Bangladeshi politician

Momtaz Uddin (21 September 1946 – 6 June 2003) was a Bangladesh Awami League politician who served as a member of the Jatiya Sangsad representing the Natore-1 constituency. He was the senior vice president of the district Awami League. He was a member of Mukti Bahini in the Bangladesh Liberation war in 1971, commander in chief of Lalpur.

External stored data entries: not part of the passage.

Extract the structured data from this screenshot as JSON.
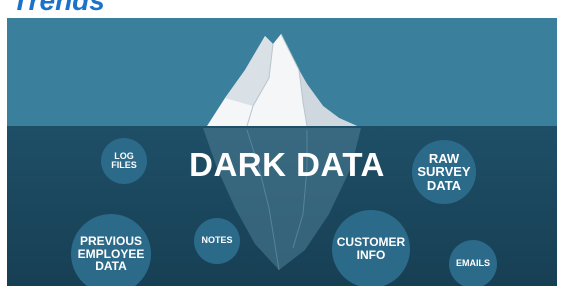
{
  "heading": "Trends",
  "diagram": {
    "title": "DARK DATA",
    "bubbles": {
      "log_files": "LOG\nFILES",
      "raw_survey_data": "RAW\nSURVEY\nDATA",
      "previous_employee_data": "PREVIOUS\nEMPLOYEE\nDATA",
      "notes": "NOTES",
      "customer_info": "CUSTOMER\nINFO",
      "emails": "EMAILS"
    }
  },
  "colors": {
    "heading": "#1a73c9",
    "sky": "#3a7f9b",
    "water": "#1e4f67",
    "bubble": "#2c6a8a",
    "ice": "#ffffff"
  }
}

== Early life and education ==
Momtaz Uddin was born on 21 September 1946 to a Bengali family of Muslim Pramaniks in the Milkipara of Abdulpur village in Lalpur, Natore, then part of the Rajshahi district of the Bengal Presidency. He studied at the Karimpur High School up until class 8. He received his Secondary School Certificate from the Chowk Nazirpur High School in 1966 and his Higher Secondary Certificate from the Nawab Siraj-Ud-Dowla Government College, Natore in 1968. He graduated with a Bachelor's degree from Ishwardi College in 1970.

He is married to politician Shefali Momtaz. His son, Shamim Ahmad Sagore, is the general secretary of Lalpur Awami League.

==Assassination==
On 6 June 2003, local Natore police stated that a band of 10 armed men interrupted Uddin's motorcycle at Darpara on the Goapalpur-Abdulpur Road in Natore and stabbed him to death.

On 13 March 2013, a speedy trial tribunal in Rajshahi sentenced nine people to life in prison for killing Uddin.